2007-2008 Küresel finansal Krizi’nin temel nedeni ABD gayrimenkul sektöründe başlayan hızlı ve denetimden uzak büyümedir. ABD finans sistemindeki derecelendirme kuruluşları ile bankalar yeteri kadar denetim altına alınmamış olması krizin oluşumuna katkı veren en önemli faktör olduğu düşünülmektedir. ABD’ de finansal sistemin aşırı risk üstlenmesinin yanı sıra bu aşırı risk ile ilgili göstergelerin dikkate alınmaması krizin etkisini arttırmıştır.

IMF tarafından 2008 yılının Ekim ayında yayınlana Finansal İstikrar Raporu’na göre finansal kesimin tahmini kayıpları 1,4 trilyon dolar civarındadır. ABD’deki bu toplam kayba, küresel bankacılık, sigorta şirketleri, emeklilik fonları, hedge fonlar ve diğerlerinin kayıpları eklendiğinde 2008 yılında yaklaşık 3 trilyon dolarlık bir kayıp ortaya çıkmaktadır.

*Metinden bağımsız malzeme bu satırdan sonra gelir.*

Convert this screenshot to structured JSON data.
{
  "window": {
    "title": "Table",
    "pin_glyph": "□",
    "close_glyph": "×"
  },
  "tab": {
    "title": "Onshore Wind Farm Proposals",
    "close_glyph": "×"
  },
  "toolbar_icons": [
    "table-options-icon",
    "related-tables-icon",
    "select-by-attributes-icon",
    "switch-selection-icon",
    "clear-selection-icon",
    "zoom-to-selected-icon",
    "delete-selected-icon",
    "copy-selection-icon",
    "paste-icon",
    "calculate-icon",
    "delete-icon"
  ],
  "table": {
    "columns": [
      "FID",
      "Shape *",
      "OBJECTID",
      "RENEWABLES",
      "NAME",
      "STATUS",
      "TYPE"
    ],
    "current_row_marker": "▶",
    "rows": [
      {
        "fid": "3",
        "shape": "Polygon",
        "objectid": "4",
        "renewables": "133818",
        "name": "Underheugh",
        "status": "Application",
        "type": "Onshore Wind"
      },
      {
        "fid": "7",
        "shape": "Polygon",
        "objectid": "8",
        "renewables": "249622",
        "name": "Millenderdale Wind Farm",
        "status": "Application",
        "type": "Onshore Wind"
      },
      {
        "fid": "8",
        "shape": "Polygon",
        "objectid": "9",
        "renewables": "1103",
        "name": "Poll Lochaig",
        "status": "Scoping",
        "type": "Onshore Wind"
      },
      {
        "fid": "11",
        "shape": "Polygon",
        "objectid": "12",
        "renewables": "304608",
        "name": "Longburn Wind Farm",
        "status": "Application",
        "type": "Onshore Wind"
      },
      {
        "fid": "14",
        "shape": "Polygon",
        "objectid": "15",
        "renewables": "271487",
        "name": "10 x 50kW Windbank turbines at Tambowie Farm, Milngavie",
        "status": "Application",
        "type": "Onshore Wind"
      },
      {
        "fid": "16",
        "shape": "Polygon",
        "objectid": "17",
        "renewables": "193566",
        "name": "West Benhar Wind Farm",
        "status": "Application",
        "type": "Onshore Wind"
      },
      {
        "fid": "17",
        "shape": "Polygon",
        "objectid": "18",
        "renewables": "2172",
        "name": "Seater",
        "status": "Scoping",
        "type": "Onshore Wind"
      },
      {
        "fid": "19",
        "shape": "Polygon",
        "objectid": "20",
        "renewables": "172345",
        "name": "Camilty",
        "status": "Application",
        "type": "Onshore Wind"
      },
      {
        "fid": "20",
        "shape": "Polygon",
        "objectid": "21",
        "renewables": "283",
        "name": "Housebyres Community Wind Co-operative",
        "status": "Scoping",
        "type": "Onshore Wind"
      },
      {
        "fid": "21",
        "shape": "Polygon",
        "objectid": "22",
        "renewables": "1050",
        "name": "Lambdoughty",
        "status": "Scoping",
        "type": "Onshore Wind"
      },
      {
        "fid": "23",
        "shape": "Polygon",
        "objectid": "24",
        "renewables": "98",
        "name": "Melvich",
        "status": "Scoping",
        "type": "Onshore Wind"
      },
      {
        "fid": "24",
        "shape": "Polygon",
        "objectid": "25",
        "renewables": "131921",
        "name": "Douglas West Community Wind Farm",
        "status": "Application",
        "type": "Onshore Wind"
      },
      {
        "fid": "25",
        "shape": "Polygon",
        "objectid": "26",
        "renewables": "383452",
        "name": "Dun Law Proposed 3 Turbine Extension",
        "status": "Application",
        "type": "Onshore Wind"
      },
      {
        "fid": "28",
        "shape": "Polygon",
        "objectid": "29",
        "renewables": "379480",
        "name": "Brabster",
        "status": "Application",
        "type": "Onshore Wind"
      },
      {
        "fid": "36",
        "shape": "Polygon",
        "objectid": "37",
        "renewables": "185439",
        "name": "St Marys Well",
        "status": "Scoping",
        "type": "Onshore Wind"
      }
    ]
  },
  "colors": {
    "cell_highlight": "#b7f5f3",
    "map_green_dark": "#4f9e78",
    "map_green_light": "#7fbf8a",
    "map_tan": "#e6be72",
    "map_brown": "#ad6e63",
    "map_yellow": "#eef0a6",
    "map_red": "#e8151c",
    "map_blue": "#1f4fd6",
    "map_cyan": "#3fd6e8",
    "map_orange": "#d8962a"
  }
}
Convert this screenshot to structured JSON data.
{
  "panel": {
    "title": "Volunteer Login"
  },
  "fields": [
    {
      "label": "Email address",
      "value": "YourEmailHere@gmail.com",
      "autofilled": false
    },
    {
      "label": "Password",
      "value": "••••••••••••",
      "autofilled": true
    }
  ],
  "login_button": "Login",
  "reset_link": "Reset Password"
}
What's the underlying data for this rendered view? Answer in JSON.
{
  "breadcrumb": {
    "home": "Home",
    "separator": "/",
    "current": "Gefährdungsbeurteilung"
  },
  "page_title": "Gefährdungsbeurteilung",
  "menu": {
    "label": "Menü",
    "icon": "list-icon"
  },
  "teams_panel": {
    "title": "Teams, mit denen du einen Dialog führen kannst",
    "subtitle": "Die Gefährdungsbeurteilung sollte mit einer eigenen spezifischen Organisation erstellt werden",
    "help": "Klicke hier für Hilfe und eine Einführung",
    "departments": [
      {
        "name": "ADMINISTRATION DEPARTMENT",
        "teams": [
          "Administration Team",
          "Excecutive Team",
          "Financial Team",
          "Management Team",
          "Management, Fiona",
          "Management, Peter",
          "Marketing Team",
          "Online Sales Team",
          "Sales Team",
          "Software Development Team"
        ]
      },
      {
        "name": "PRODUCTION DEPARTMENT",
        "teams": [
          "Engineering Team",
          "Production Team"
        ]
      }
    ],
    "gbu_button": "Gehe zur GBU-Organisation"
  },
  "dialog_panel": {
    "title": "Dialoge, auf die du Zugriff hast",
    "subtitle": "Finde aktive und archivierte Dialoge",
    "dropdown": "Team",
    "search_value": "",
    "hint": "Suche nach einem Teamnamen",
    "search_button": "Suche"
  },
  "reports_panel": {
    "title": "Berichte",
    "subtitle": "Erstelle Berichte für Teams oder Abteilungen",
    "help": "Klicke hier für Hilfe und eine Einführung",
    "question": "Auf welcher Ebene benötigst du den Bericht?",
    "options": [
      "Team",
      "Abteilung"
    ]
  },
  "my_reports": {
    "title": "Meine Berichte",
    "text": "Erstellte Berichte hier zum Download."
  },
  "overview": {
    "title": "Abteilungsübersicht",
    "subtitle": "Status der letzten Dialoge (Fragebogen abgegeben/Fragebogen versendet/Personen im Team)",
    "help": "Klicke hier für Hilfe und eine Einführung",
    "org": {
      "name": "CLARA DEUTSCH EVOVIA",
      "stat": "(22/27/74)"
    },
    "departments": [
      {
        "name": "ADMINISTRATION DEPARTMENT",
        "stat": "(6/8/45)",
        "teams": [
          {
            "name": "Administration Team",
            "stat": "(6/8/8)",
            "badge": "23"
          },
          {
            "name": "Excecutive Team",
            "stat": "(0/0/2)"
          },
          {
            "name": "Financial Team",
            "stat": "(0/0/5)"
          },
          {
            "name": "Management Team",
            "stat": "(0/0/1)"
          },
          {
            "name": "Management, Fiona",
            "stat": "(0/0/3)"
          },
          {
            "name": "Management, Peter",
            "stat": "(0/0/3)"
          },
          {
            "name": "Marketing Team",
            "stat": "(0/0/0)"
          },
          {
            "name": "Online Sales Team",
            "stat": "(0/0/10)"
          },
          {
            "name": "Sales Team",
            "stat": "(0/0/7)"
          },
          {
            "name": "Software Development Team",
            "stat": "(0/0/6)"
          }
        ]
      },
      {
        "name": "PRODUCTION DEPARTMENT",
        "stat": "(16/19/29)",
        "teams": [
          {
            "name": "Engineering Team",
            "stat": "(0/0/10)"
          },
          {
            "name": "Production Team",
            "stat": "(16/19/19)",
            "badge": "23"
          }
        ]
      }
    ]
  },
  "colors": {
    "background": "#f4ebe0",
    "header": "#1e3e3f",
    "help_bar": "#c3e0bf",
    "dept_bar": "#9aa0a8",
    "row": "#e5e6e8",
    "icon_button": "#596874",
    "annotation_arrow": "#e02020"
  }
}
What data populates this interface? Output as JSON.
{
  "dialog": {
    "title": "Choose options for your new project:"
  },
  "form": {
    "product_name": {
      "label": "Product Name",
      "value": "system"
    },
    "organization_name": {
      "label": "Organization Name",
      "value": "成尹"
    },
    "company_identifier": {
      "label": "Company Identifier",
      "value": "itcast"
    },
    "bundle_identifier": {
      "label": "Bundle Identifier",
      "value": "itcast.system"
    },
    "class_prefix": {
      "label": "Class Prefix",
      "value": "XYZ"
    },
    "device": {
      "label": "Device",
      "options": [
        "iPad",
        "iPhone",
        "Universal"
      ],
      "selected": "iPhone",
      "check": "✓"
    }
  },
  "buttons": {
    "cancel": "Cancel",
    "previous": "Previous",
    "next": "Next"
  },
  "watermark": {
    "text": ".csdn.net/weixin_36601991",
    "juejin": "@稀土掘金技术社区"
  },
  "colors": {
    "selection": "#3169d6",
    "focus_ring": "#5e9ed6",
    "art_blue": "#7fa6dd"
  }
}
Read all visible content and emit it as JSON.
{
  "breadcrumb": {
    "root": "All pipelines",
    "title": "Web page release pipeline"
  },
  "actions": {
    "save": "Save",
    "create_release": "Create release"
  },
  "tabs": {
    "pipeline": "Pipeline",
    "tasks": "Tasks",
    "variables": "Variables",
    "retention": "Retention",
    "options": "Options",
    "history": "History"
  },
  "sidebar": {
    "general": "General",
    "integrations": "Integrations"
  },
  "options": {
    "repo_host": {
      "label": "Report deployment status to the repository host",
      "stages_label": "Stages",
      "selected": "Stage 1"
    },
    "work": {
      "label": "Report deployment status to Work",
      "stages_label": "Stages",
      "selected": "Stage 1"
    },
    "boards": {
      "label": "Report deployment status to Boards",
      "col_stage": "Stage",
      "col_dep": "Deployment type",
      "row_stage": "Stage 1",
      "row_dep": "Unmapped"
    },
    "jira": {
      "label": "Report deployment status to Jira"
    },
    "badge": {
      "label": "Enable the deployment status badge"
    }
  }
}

Gelişmiş ülkelerdeki birçok büyük ve küçük bankanın milyarlarca dolar zararla ve iflasla etkilendiği 2008 krizinden, Türkiye bankacılığı etkilenmemiştir. 2000-2001 krizinde çok büyük olumsuzluklar yaşayan ve buna bağlı olarak da yapısal reformlarını tamamlayan Türkiye bankacılık sektörü, güçlü altyapısı ile küresel ekonomik krize karşı sağlam kalarak özgüvenini tazelemiştir. Global krizin temelini oluşturan “sub-prime” martgage olarak da adlandırılan kredi türev ürünlerine yatırım yapılmaması, ayrıca güçlü aktif kalitesi, likidite yapısı, sermaye yeterliliği, risk yönetimi ve iç kontrol sistemlerine sahip olmaları, Türk bankacılık sisteminde krizden etkilenmeyi önlemiştir.